Dossier di SOS Impresa sul giro d'affari dell'usura di stampo mafioso: 100 miliardi di euro, oltre un milione di cittadini colpiti.
Ma lo Stato non li protegge, e spesso le loro denunce li portano al fallimento. Le associazioni: "Misure subito per premiare chi si ribella"

di FABIO TONACCI

Eroe per un tribunale, colpevole per un altro. È la storia di Vito, che in quella terra bellissima e talvolta amara che è la Sicilia, ebbe il coraggio di ribellarsi agli usurai, a chi gli estorceva il denaro, a chi gli rubava la vita. E si è ritrovato a terra, senza difese, a combattere da solo contro una giustizia miope e burocratica che gli ha portato via anche l'azienda. Contro uno Stato che, è il paradosso dei paradossi, ha concluso il lavoro iniziato dalla mafia.
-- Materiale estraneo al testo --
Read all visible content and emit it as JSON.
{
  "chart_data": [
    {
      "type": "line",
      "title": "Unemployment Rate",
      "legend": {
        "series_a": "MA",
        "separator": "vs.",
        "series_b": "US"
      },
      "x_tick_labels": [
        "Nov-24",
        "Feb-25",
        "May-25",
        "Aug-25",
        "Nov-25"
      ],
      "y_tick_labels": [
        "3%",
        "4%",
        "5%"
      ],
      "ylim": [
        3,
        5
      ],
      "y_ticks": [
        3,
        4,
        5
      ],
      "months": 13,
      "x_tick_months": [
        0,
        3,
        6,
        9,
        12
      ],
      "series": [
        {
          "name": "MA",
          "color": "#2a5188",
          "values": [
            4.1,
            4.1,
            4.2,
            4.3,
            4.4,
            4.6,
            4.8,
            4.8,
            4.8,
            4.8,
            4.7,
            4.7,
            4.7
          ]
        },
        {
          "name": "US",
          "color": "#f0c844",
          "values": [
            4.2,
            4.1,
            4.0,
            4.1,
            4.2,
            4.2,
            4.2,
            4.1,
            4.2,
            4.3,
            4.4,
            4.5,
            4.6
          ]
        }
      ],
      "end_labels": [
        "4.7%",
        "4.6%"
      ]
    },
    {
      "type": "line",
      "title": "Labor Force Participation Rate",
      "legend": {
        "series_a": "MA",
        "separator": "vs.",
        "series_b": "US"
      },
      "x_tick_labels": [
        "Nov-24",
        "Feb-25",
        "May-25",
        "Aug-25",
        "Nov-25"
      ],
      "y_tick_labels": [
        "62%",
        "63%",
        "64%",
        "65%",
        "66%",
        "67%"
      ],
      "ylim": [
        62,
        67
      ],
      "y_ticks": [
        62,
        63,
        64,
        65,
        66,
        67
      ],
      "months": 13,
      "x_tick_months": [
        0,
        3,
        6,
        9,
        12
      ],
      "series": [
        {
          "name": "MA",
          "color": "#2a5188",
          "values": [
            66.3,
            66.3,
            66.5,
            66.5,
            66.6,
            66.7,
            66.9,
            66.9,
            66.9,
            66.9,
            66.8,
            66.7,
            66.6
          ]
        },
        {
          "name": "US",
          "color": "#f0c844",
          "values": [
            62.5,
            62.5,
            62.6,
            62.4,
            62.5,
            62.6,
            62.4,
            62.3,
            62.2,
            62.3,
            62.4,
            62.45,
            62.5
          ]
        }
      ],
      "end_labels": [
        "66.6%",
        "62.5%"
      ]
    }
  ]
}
Costruttore siciliano, vittima del racket, racconta: "Nel 2010 avevo tre possibilità vendere tutti gli appartamenti che stavo costruendo, con un ricavo immediato di 12 milioni di euro, oppure potevo continuare a pagare Cosa Nostra, oppure potevo ribellarmi". Vito si decide, prende la strada più in salita, mette sul piatto della legalità il rischio che avrebbe fatto correre alla moglie ai suoi figli, e si rivolge alla polizia. La sua storia non ha un lieto fine. Lui finisce sotto protezione, la sua ditta fallisce. "La giustizia prima ha preso atto che il fallimento era la conseguenza della mia scelta di lottare contro il sistema criminale, poi si è rivoltata contro di me". E' condannato al risarcimento degli istituti bancari, senza la possibilità di presentare ricorso in corte d'Appello per mancanza di liquidità. Poi è rinviato a giudizio anche perché, in qualità di amministratore della società, risultava non aver pagato l'Iva.
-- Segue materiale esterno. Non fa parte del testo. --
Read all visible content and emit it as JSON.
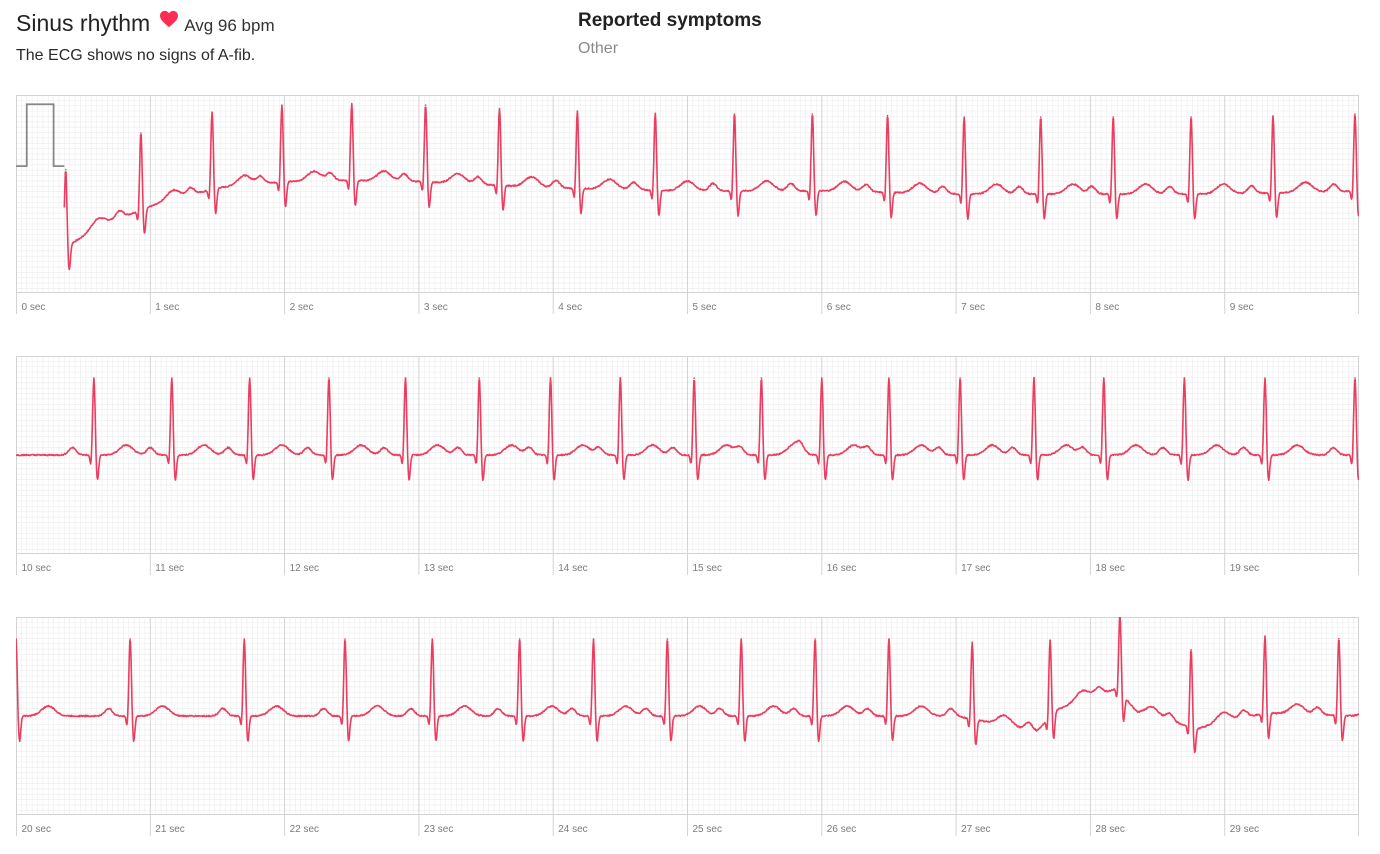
{
  "rhythm": {
    "title": "Sinus rhythm",
    "avg": "Avg 96 bpm",
    "description": "The ECG shows no signs of A-fib.",
    "heart_icon": "heart-icon",
    "heart_color": "#ff2d55"
  },
  "symptoms": {
    "title": "Reported symptoms",
    "value": "Other"
  },
  "colors": {
    "trace": "#ea3d5f",
    "grid_minor": "#ececec",
    "grid_major": "#d3d3d3",
    "calibration": "#888888"
  },
  "chart_data": {
    "type": "line",
    "unit": "sec",
    "beats_per_minute": 96,
    "strips": [
      {
        "start": 0,
        "end": 10,
        "calibration_pulse": true,
        "tick_labels": [
          "0 sec",
          "1 sec",
          "2 sec",
          "3 sec",
          "4 sec",
          "5 sec",
          "6 sec",
          "7 sec",
          "8 sec",
          "9 sec"
        ],
        "ylim": [
          -1.6,
          1.6
        ],
        "baseline": [
          [
            0.37,
            -0.85
          ],
          [
            0.7,
            -0.45
          ],
          [
            1.0,
            -0.2
          ],
          [
            1.5,
            0.1
          ],
          [
            2.0,
            0.2
          ],
          [
            2.5,
            0.22
          ],
          [
            3.0,
            0.2
          ],
          [
            4.0,
            0.1
          ],
          [
            5.0,
            0.05
          ],
          [
            6.0,
            0.05
          ],
          [
            7.0,
            0.0
          ],
          [
            8.0,
            0.0
          ],
          [
            9.0,
            0.0
          ],
          [
            10.0,
            0.05
          ]
        ],
        "beats": [
          0.37,
          0.93,
          1.46,
          1.98,
          2.5,
          3.05,
          3.6,
          4.18,
          4.76,
          5.35,
          5.93,
          6.49,
          7.06,
          7.63,
          8.17,
          8.75,
          9.36,
          9.97
        ]
      },
      {
        "start": 10,
        "end": 20,
        "calibration_pulse": false,
        "tick_labels": [
          "10 sec",
          "11 sec",
          "12 sec",
          "13 sec",
          "14 sec",
          "15 sec",
          "16 sec",
          "17 sec",
          "18 sec",
          "19 sec"
        ],
        "ylim": [
          -1.6,
          1.6
        ],
        "baseline": [
          [
            10.0,
            0.0
          ],
          [
            20.0,
            0.0
          ]
        ],
        "beats": [
          10.58,
          11.16,
          11.74,
          12.33,
          12.9,
          13.45,
          13.98,
          14.5,
          15.05,
          15.55,
          16.0,
          16.5,
          17.03,
          17.58,
          18.1,
          18.7,
          19.3,
          19.97
        ]
      },
      {
        "start": 20,
        "end": 30,
        "calibration_pulse": false,
        "tick_labels": [
          "20 sec",
          "21 sec",
          "22 sec",
          "23 sec",
          "24 sec",
          "25 sec",
          "26 sec",
          "27 sec",
          "28 sec",
          "29 sec"
        ],
        "ylim": [
          -1.6,
          1.6
        ],
        "baseline": [
          [
            20.0,
            0.0
          ],
          [
            27.0,
            0.0
          ],
          [
            27.6,
            -0.25
          ],
          [
            27.75,
            0.1
          ],
          [
            28.2,
            0.45
          ],
          [
            28.35,
            0.05
          ],
          [
            28.8,
            -0.2
          ],
          [
            29.3,
            0.05
          ],
          [
            30.0,
            0.0
          ]
        ],
        "beats": [
          20.0,
          20.85,
          21.7,
          22.45,
          23.1,
          23.75,
          24.3,
          24.85,
          25.4,
          25.95,
          26.5,
          27.12,
          27.7,
          28.22,
          28.75,
          29.3,
          29.85
        ]
      }
    ]
  }
}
"Chi denuncia  -  racconta Lino Busà, presidente di Sos Impresa, che questa mattina organizza un incontro a Roma dal titolo "Per non morire di mafia" con tutte le associazioni antiracket e antiusura no profit con l'obiettivo di firmare una Convenzione nazionale  -  rischia l'estromissione dal mercato. I clan più strutturati hanno trapiantato al Centro e al Nord le proprie organizzazioni, tanto che in alcune zone sono diventate il vero cuore economico locale".

Le stime di Sos Impresa sul peso della criminalità del pizzo e dell'usura sono eloquenti: il giro d'affari sfiora i 100 miliardi di euro (sui 138 che fattura annualmente la Mafia spa), pari al 7 per cento del Pil nazionale. La contabilità degli eventi, contenuta nell'ultimo dossier dell'associazione antiracket, è spaventosa: le imprese subiscono 1.300 reati al giorno, mentre 2,5 milioni sono quelli complessivi commessi. "Gli imprenditori che hanno subito almeno un reato sono più di 1 milione, cioè un quinto del totale", si legge nel rapporto. I commercianti colpiti da usura si aggirano intorno alle 200mila unità e con la crisi il fenomeno è cresciuto del 15 per cento. Una nota positiva, a ben vedere, si trova leggendo i numeri di chi si rivolge alle forze dell'ordine: le denunce sono cresciute del 15 per cento dal 2011 al 2012, e per il 2013 il trend è rimasto invariato. Più di 6mila sono state quelle per estorsione, raccolte nel solo 2013, a fronte di 25mila denunciati. Tra questi, la maggior parte sono gli uomini "cerniera": faccendieri, truffatori, finti intermediari.

"Premiare chi si ribella", ripete Busà. Come? Consentendo agli imprenditori l'accesso a corsie preferenziali nel sistema della gestione degli appalti pubblici e delle forniture, ad esempio. È una delle proposte che verrà portata all'attenzione, questa mattina, di Rosy Bindi presidente della Commissione Antimafia. Altro capitolo della normativa da ritoccare riguarda l'assegnazione dei beni sequestrati e confiscati alla criminalità organizzata di stampo mafioso. Spesso le imprese falliscono, col rischio di far passare il messaggio per cui "con la mafia si lavora, con lo Stato no". "E' ormai indispensabile  -  ragiona Busà  -  che ad affiancare l'amministratore giudiziario nel suo lavoro di gestione dell'azienda sia un imprenditore o un Consorzio nazionale, costituito di imprenditori che hanno denunciato". Così come diventa necessario il cosiddetto "ombrello produttivo", cioè il blocco di tutte le esecuzioni e le sospensioni dei debiti acquisiti dall'imprenditore che ha denunciato. Perché Vito, e tutti quei coraggiosi come lui, possano sentirsi meno abbandonati.